Science fiction gets a larger share of literary respect than fantasy because of its utility—it isn’t about the real, honest world now, but it is about the real honest world as it might be soon, and therefore the kinds of people who are very concerned with policing the imagination will, grudgingly, allow science fiction a seat at the literary table with the big kids (albeit one with a missing leg and gum stuck underneath). The more grounded in reality, the better. What could be the utility of going backward, into that pulp paradise, to find my Venus among the many that were once thought possible?

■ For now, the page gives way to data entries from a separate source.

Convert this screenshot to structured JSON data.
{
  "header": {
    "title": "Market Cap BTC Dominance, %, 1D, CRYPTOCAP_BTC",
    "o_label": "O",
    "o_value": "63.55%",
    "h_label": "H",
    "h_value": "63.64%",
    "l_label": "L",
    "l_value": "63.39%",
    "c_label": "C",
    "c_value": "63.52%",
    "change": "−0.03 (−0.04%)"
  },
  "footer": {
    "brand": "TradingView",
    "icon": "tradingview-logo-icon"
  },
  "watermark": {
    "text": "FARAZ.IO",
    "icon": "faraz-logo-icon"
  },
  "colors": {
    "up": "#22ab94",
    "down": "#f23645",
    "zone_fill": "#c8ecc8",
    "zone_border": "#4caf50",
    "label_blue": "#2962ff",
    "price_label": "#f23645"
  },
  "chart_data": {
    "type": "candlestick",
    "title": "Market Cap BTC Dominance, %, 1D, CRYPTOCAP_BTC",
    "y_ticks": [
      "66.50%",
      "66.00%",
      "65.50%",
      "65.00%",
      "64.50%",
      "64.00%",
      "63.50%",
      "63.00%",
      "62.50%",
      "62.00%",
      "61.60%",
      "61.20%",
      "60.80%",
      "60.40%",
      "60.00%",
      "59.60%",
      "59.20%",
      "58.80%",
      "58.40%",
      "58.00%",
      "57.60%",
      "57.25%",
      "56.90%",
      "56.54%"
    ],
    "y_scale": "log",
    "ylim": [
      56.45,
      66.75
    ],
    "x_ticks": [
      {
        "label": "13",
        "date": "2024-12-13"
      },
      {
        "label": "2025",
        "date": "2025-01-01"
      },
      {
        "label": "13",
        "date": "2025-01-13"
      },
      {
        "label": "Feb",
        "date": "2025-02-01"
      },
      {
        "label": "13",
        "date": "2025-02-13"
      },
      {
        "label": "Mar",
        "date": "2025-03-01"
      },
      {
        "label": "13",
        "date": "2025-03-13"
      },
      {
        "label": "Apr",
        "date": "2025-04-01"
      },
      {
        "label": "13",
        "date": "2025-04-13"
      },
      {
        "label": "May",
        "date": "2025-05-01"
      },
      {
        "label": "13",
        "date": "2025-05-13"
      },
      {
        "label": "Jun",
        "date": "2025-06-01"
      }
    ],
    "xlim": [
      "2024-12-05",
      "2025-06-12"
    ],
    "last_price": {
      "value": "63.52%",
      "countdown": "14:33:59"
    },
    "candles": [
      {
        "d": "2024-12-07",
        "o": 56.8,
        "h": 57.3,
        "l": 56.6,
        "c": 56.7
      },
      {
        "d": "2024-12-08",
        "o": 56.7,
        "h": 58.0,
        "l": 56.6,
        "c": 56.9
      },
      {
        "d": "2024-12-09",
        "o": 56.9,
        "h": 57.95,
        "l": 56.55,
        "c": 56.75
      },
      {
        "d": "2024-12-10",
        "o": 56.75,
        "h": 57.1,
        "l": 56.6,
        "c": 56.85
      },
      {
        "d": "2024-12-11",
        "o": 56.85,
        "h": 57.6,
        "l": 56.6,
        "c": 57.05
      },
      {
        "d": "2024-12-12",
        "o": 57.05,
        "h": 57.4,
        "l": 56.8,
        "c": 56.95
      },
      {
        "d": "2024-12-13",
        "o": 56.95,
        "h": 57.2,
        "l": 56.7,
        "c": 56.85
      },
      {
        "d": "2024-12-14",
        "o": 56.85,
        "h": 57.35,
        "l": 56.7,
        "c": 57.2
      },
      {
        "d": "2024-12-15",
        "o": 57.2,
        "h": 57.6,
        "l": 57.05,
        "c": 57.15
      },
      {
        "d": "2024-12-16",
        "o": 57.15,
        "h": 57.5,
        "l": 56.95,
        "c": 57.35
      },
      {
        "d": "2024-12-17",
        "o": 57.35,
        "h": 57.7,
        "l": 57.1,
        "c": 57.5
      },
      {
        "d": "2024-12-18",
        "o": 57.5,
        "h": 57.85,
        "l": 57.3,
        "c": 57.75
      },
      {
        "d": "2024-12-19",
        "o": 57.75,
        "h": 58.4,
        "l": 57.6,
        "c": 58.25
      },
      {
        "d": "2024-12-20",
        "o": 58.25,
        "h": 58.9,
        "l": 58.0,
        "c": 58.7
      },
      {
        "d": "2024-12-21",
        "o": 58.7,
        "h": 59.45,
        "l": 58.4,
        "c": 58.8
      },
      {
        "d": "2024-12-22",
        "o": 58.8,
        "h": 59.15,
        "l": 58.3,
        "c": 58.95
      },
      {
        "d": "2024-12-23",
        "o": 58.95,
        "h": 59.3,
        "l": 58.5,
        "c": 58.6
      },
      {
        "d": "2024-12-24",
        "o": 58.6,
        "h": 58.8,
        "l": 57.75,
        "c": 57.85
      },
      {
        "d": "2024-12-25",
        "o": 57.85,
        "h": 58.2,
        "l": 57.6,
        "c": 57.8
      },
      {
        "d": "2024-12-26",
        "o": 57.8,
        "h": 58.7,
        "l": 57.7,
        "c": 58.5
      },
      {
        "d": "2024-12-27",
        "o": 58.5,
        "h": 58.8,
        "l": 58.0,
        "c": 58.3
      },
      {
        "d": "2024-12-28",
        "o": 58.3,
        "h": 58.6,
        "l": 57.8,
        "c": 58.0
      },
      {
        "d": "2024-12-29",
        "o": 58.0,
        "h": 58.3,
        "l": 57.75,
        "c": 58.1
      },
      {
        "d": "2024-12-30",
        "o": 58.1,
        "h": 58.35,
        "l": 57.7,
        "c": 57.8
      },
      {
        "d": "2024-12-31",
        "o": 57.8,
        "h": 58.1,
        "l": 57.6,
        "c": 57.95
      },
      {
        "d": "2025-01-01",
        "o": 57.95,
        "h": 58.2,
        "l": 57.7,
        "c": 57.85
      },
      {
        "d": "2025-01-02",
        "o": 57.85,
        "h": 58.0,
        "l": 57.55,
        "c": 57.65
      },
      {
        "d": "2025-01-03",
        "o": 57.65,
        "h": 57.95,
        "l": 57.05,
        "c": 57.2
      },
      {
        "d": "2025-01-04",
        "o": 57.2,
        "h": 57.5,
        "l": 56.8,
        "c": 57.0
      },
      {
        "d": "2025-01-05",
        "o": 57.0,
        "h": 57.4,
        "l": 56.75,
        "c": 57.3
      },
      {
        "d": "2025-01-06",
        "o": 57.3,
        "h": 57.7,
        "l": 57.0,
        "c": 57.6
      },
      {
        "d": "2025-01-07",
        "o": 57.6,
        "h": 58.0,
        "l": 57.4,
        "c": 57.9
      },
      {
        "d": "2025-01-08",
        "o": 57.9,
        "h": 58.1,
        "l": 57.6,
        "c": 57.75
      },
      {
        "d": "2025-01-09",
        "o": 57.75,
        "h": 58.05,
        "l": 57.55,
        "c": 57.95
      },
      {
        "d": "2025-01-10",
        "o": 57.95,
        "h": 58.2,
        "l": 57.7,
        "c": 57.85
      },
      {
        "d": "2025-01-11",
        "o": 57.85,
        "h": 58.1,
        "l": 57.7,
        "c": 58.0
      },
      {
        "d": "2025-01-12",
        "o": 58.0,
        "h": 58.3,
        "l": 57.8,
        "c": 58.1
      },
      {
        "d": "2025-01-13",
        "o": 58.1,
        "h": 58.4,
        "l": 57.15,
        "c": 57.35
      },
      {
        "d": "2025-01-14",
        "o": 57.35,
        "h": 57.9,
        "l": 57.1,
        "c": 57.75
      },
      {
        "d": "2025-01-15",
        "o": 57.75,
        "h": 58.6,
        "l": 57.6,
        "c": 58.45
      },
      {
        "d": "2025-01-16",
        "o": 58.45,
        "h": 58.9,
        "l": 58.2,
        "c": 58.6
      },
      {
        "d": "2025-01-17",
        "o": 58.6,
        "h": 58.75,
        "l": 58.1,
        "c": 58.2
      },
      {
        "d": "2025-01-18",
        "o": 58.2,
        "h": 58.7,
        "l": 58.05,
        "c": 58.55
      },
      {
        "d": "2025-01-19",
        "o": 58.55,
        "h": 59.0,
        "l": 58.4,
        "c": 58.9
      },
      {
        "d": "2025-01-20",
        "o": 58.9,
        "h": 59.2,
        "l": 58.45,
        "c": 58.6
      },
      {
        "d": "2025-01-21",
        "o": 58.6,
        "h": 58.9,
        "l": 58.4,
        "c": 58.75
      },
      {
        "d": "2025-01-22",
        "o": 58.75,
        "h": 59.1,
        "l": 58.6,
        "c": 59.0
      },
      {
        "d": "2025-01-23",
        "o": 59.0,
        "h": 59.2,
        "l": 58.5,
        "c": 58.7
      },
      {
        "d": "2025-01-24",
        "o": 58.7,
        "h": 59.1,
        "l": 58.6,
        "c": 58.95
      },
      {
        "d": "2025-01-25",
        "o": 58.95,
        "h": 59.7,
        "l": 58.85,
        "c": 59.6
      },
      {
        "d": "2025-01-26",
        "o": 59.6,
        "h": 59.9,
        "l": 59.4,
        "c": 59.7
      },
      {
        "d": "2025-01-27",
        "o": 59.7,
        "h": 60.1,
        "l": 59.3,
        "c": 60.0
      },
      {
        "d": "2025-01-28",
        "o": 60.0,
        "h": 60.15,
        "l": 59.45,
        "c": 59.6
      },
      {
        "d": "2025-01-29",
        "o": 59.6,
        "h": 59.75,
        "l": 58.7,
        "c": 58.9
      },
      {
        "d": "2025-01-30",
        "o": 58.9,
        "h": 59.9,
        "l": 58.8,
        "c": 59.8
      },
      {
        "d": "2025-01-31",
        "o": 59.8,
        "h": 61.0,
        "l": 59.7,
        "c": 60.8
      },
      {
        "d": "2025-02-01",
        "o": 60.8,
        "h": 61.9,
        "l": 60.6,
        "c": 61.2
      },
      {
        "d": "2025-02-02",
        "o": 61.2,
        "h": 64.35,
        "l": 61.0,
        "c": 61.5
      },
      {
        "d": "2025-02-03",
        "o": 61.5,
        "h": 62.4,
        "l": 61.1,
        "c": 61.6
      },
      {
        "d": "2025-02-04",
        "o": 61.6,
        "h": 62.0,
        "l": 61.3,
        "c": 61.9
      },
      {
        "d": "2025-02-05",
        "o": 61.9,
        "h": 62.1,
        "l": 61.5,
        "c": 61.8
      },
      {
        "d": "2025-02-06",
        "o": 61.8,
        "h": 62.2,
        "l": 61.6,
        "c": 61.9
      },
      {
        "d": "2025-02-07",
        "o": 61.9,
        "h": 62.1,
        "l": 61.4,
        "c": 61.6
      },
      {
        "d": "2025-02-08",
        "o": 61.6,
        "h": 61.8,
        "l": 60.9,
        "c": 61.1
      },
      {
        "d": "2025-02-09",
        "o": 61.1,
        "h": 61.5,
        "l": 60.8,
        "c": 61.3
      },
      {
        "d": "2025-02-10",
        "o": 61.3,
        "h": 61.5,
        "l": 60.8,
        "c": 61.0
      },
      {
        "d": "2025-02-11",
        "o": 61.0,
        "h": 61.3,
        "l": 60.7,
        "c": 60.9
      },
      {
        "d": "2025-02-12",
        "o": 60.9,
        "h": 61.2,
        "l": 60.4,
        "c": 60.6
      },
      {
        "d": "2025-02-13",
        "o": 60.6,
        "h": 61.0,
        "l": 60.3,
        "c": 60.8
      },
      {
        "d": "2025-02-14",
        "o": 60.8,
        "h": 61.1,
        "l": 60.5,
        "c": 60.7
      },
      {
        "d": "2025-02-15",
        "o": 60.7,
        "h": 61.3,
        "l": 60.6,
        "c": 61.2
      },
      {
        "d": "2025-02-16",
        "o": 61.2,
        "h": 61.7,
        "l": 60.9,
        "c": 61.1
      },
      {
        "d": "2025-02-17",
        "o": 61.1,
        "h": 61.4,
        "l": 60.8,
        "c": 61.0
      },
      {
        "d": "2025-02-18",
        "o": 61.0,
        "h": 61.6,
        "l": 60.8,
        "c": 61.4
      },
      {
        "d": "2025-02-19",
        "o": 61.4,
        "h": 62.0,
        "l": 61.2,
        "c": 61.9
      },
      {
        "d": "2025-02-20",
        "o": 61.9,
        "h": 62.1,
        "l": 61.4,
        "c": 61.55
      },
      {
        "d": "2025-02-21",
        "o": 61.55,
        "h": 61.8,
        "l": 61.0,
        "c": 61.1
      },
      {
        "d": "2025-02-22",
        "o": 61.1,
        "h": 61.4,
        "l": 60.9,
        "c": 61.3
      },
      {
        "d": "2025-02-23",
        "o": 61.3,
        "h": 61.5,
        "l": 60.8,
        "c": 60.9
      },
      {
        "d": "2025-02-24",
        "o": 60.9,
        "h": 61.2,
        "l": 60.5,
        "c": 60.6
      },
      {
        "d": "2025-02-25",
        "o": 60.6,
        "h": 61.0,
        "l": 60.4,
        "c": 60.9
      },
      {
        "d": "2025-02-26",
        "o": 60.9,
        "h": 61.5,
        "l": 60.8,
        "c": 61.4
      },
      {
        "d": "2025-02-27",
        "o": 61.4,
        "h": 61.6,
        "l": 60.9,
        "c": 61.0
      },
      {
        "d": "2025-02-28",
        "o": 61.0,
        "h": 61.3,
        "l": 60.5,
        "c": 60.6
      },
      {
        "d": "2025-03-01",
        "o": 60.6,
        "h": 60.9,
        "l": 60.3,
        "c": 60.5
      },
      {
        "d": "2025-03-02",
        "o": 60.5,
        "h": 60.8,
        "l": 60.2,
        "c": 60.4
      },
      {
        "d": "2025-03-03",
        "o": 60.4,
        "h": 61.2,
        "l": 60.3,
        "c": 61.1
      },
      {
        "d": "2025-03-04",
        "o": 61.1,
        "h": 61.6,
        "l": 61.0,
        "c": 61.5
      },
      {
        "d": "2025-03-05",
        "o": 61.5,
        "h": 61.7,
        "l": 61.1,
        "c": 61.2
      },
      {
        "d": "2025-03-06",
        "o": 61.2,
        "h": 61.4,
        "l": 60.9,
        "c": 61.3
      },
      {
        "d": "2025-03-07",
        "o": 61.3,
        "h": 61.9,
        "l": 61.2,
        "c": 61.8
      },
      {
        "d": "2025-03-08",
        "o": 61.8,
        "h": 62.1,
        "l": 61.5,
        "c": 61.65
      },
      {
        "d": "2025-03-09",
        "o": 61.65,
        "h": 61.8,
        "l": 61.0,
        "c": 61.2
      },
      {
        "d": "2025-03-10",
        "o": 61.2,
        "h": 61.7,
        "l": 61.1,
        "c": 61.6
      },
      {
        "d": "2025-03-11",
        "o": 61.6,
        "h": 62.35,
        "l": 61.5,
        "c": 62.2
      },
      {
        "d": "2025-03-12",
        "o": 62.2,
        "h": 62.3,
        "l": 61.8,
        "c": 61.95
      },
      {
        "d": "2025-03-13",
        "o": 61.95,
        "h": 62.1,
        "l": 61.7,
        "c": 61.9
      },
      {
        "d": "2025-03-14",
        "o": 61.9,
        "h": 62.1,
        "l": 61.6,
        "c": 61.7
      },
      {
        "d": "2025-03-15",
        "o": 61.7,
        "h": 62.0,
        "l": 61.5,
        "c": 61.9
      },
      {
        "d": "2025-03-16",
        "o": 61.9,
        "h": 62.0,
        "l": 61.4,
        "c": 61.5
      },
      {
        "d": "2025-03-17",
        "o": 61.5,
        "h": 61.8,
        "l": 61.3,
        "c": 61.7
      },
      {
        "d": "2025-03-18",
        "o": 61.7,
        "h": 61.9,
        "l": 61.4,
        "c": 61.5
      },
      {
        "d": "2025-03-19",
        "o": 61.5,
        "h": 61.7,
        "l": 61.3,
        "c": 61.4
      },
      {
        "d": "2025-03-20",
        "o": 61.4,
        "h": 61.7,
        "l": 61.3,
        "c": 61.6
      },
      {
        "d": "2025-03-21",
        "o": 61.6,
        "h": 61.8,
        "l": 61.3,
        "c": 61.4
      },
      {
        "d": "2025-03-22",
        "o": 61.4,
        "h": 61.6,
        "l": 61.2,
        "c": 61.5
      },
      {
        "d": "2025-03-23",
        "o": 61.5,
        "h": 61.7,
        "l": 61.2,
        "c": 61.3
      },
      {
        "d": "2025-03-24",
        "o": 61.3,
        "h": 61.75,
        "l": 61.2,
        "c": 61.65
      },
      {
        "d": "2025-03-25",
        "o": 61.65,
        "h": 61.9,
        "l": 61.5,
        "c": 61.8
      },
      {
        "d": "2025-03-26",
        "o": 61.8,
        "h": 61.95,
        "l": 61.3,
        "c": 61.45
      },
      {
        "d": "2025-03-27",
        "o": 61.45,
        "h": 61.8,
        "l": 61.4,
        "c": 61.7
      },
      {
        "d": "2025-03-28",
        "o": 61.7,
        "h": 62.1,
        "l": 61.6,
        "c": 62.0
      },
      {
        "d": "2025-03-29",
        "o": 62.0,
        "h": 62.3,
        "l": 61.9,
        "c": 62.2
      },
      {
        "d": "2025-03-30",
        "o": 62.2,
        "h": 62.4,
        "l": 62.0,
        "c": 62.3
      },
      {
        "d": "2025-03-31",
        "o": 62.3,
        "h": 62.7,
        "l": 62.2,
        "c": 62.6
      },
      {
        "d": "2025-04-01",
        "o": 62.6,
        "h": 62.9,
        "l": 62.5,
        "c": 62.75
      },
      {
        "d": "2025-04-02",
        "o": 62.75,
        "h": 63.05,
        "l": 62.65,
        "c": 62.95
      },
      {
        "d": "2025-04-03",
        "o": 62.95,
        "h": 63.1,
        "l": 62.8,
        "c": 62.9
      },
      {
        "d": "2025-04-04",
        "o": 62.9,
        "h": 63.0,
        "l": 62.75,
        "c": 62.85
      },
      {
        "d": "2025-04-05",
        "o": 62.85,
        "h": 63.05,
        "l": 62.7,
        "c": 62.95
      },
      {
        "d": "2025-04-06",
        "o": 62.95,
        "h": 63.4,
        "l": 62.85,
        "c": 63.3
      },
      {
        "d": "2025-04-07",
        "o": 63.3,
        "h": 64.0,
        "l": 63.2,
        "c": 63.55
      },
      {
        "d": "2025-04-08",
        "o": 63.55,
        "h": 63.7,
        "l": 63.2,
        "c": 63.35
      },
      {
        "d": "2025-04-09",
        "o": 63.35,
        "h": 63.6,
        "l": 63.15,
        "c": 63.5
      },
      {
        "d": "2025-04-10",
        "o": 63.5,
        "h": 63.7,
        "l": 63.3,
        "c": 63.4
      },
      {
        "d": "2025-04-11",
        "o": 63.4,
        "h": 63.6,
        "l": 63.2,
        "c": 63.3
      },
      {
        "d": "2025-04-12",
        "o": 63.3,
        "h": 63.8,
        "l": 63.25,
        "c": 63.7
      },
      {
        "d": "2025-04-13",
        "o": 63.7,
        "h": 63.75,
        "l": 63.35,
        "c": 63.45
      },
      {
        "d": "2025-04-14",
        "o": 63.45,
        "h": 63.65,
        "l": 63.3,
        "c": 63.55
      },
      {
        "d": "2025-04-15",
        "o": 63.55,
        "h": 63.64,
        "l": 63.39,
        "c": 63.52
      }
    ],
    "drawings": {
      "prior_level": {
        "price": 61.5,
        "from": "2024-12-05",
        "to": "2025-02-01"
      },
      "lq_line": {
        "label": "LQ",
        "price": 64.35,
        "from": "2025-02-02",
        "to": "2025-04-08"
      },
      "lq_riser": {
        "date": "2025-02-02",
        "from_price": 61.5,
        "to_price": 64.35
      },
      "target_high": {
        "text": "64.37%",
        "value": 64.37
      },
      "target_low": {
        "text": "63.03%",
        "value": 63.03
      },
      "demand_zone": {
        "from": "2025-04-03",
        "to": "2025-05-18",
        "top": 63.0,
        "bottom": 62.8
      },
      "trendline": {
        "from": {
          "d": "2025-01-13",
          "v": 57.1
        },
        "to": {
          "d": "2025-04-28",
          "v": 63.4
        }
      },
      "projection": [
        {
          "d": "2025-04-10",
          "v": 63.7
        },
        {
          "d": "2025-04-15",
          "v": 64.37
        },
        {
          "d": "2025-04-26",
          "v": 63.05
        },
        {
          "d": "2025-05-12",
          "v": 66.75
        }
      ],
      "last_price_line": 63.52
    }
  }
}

(Part of me thinks that this is a good companion read for Renay's Weight of History post from earlier in the year. Both of them talk about pressures to enjoy certain types of scifi, especially if you want to be taken seriously, and as someone who struggles with classic scifi and doesn't care about the explanations that come with hard scifi, these speak to me.)
➝ Once upon a time, I was shelving children's books at work, and found a The It-Doesn't-Matter Suit and Other Stories, a collection of children's stories by Sylvia Plath, on my shelving trolley. What I wish everyone knew about Sylvia Plath gives me that same sense of shock as when I found that book. What I knew about Sylvia Plath was that she wrote The Bell Jar and she died, because that was the only narrative I ever heard, and this post does a pretty good job of saying "No, that is wrong and unfair." (Does anyone else hear the echo of Joanna Russ? She wrote it, but...)
➝ Trash Ships: A Lament for Every Unconfirmed Queer Character gets me right where I live, especially as I've come to realise that I'm so used to the game of capture-the-flag hints that the author mentions that I no longer trust actual representation to be anything other than me reading too much into it. Analysis of queer-baiting in video games as a marketing tool, yay!